冷艳的声音砸向屋内,对面那人却用惊恐而捉摸不透的眼神望着她
顷刻之间
他缓缓的将面纱取下,露出他快要腐烂的脸庞,脸上的疲惫和在集市上的轻悦感完全相反
似乎...骨架也大了不少。
“怎么办!这脸怎么成这样了!你不是说过不会有副作用吗?”
“是不会...可...”
冷艳的声音再次传来,完全不顾李福的着急,看着他泛红的脸颊,陷入沉思...
“你倒是快想想办法呀!”
“快想想、姿曼”
双手捏着她的肩膀不停摇晃,晃得她烦闷焦躁
抓起李福的手腕往后一甩,一个后空翻将他撂倒在桌子上、随后沿着桌面摔在地上
可惜呀!上好茶几碎了一地。
李福躺在地上气急败坏的扶腰叫喊道:
“黎姿曼、老子不干了!,你...你把我的脸还给我,这破卖东西谁想...啊!!!”
话还没说完,黎姿曼就欺身压下来,手重重的捏在他那快要烂透的脸颊上,恶狠狠道:
“要不是我受了伤、你还有利用价值,要不然...你算什么东西?”
手在李福的脸上反复摩擦
她看着他...
不知从什么时候开始,往日的柔情和纯粹完全消失
同一张脸,不同人罢了、也都怪当时的自己...
李福的手轻轻举起,想再抚摸一下这熟悉而陌生的脸孔,试图让她回忆起之前,却不料被她一句话狠狠击破
“要想她好好的,就按我说的去做,要怪也怪你自己,演什么花天酒地的戏码”
说完撇他一眼,看穿的眼神中扬起满是嘲讽是嘴角
“后悔了也没用,你没有回头路了”
无名指不动声色勾住他脸颊烂肉一角
嘴巴拧在一起用力一甩......
“啊啊啊!!~”
一张带着沸血的活人脸皮!
冲进黑夜,溅出来的液体,像是要把整个房屋都吞噬一般的灼热
......
“师傅,那箱子里装的东西?”
回想起方才忙时,李福神秘将一物品放入其中,形状怪异,弯弯的、像是还未完成刻画的某种物品,总觉得熟悉。
奈何离得太远不知其奥秘,刚要看个真切、
确......
“师傅?”
“眩一”
突然停下步子、深呼一口气,略一迟疑把腰侧鞭子取下拿到他面前,抬起那八字眉慎重道;
“我要去一趟刘府,你不必跟着速回客栈,如果遇到突发情况,便用来护身”
“遵命!”
“另外......”
陆欢捏了捏衣角、眼底掠过一瞬柔和,这转换未免也太快了,后面是什么意思,看的古眩一糊里糊涂的
“那位公子如果醒了,准备些吃食,留住他等我回来问个清楚。

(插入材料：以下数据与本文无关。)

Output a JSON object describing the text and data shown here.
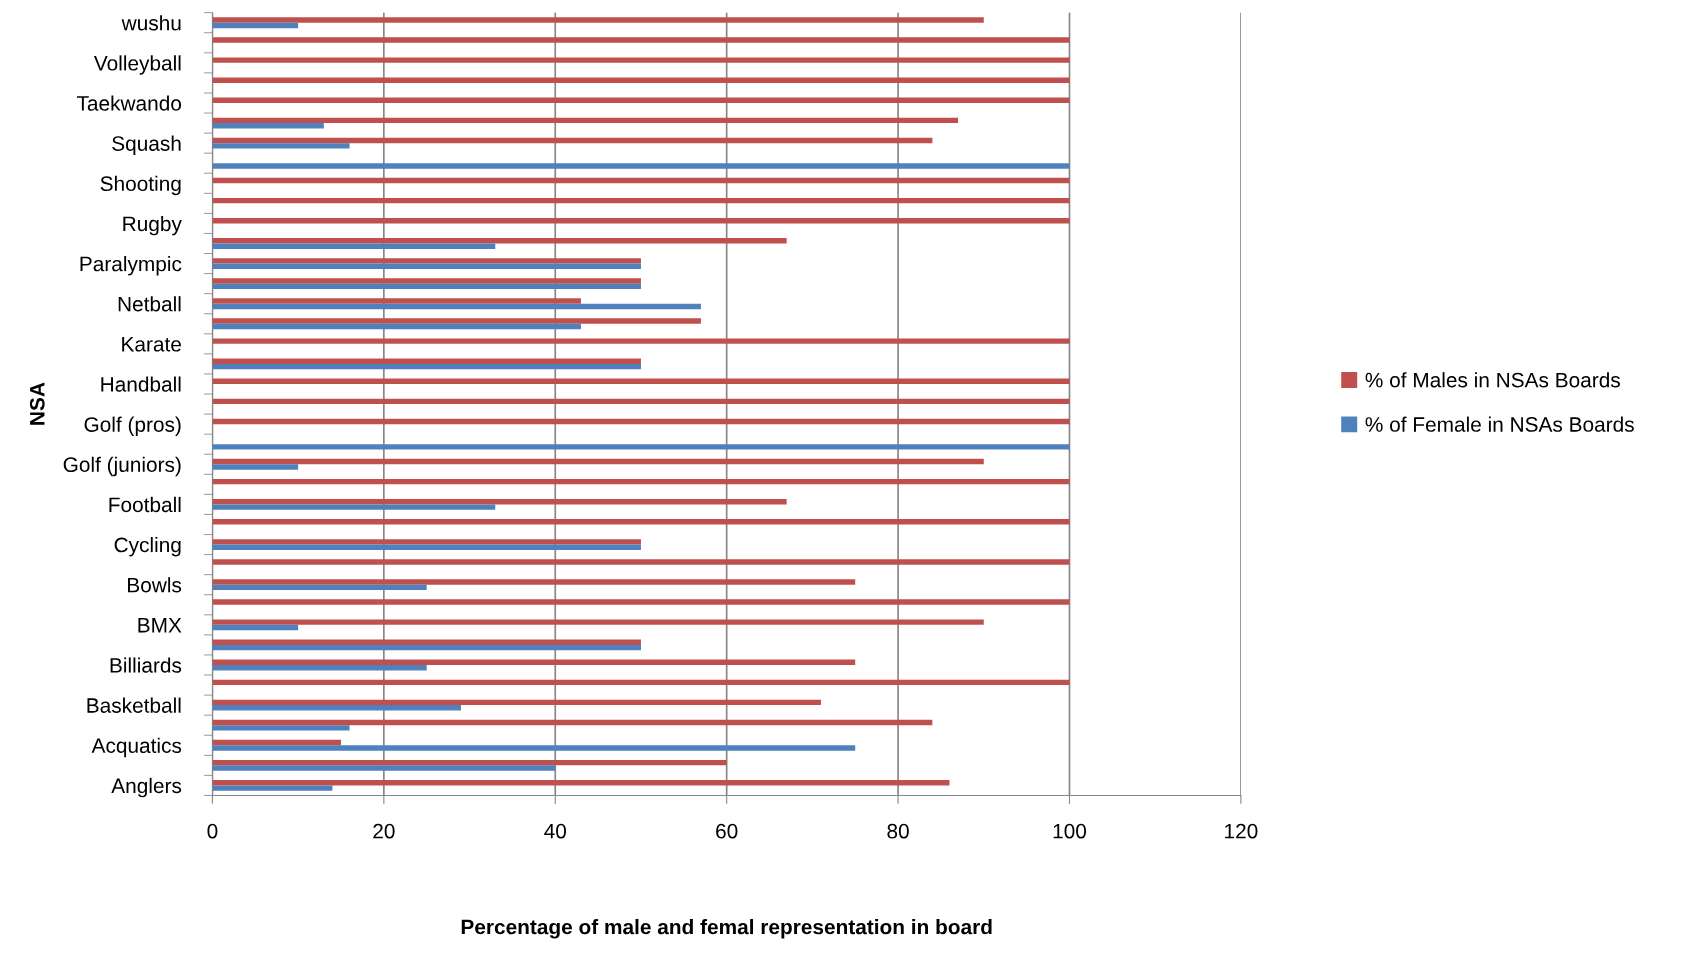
{
  "chart_data": {
    "type": "bar",
    "orientation": "horizontal",
    "ylabel": "NSA",
    "xlabel": "Percentage of male and femal representation in board",
    "categories": [
      "wushu",
      null,
      "Volleyball",
      null,
      "Taekwando",
      null,
      "Squash",
      null,
      "Shooting",
      null,
      "Rugby",
      null,
      "Paralympic",
      null,
      "Netball",
      null,
      "Karate",
      null,
      "Handball",
      null,
      "Golf (pros)",
      null,
      "Golf (juniors)",
      null,
      "Football",
      null,
      "Cycling",
      null,
      "Bowls",
      null,
      "BMX",
      null,
      "Billiards",
      null,
      "Basketball",
      null,
      "Acquatics",
      null,
      "Anglers"
    ],
    "series": [
      {
        "name": "% of Males in NSAs Boards",
        "color": "#c0504d",
        "values": [
          90,
          100,
          100,
          100,
          100,
          87,
          84,
          0,
          100,
          100,
          100,
          67,
          50,
          50,
          43,
          57,
          100,
          50,
          100,
          100,
          100,
          0,
          90,
          100,
          67,
          100,
          50,
          100,
          75,
          100,
          90,
          50,
          75,
          100,
          71,
          84,
          15,
          60,
          86
        ]
      },
      {
        "name": "% of Female in NSAs Boards",
        "color": "#4f81bd",
        "values": [
          10,
          0,
          0,
          0,
          0,
          13,
          16,
          100,
          0,
          0,
          0,
          33,
          50,
          50,
          57,
          43,
          0,
          50,
          0,
          0,
          0,
          100,
          10,
          0,
          33,
          0,
          50,
          0,
          25,
          0,
          10,
          50,
          25,
          0,
          29,
          16,
          75,
          40,
          14
        ]
      }
    ],
    "xlim": [
      0,
      120
    ],
    "xticks": [
      0,
      20,
      40,
      60,
      80,
      100,
      120
    ],
    "grid": "x",
    "legend": "right"
  }
}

”
交代完之后,略微空荡的巷子只剩下一人一鞭...
抱着沉重的心思回到客栈,今天好不热闹,即使这么晚了大厅依旧坐满了人
透过窗户还隐约能看见最高点闪烁红光的孔明灯
瞧这般景色,心中的沉闷好似得到了些许缓解
“小公子这是才游玩回来嘛,要不要小的去准备些吃食,沐浴什么的?”
“你这小二还怪会来事,怪不得就你家生意最好”
一听这话牙呲得更厉害了,斜着眼去瞧柜台里的老板,想立功的心藏都藏不住,又把腰弯得更狠了,嬉笑道;
“我们店遵循的就是以客人为主,定是不得怠慢的”
古眩一从腰间拿出一锭银子,大气的扔到他手里
“沐浴什么的先稍稍,一个时辰后把你们店有名的小菜来上几份”
收了银子,连声道好的去邀功了
刚到二楼,古眩一定睛一看...
方才的暖意还没来得及感受便被开着的房门撞个破碎
快速的进去查看,人不见了!!!
被子还有温度许是离开不久,打开窗户查看,空巷才零零散散几人。
“小二!!!”
“诶诶!来咯...”
看着眼前着急的人,不明所以的小二以为是招贼了,擦擦额头的汗水
“可是丢了什么东西?”
“人...房间里的人,有没有看见一位穿白衣的公子出去?”
“人?白衣?”
小二仔细回想,不论住宿还是吃饭,有几个,来了几个走了几个都一清二楚,这是做店家的看家功夫
但刚才好像并未有穿白衣之人出去,看着眼前这人急得很,不仅在心里默默吐槽,一个大活人,又不是小孩子或不能自理至于嘛...
今天的人可真是奇怪,先是一神秘怪异之人拿着画像到处找人,后又看见一抹白光在自己面前闪过,要么自己眼花要么就真见鬼啦?
再三斟酌一二、扬起嘴角确定道;
“我就守在门口,未曾有身着白衣之人走过”
“公子莫急,既是朋友自然...”
话还没说完,古眩一正要冲出去,突然止步
等下,好像不对?
我这么担心干什么? 一个大活人又不是生活不能自理,我有必要那么着急嘛?说不定人家醒了然后自己便回去了...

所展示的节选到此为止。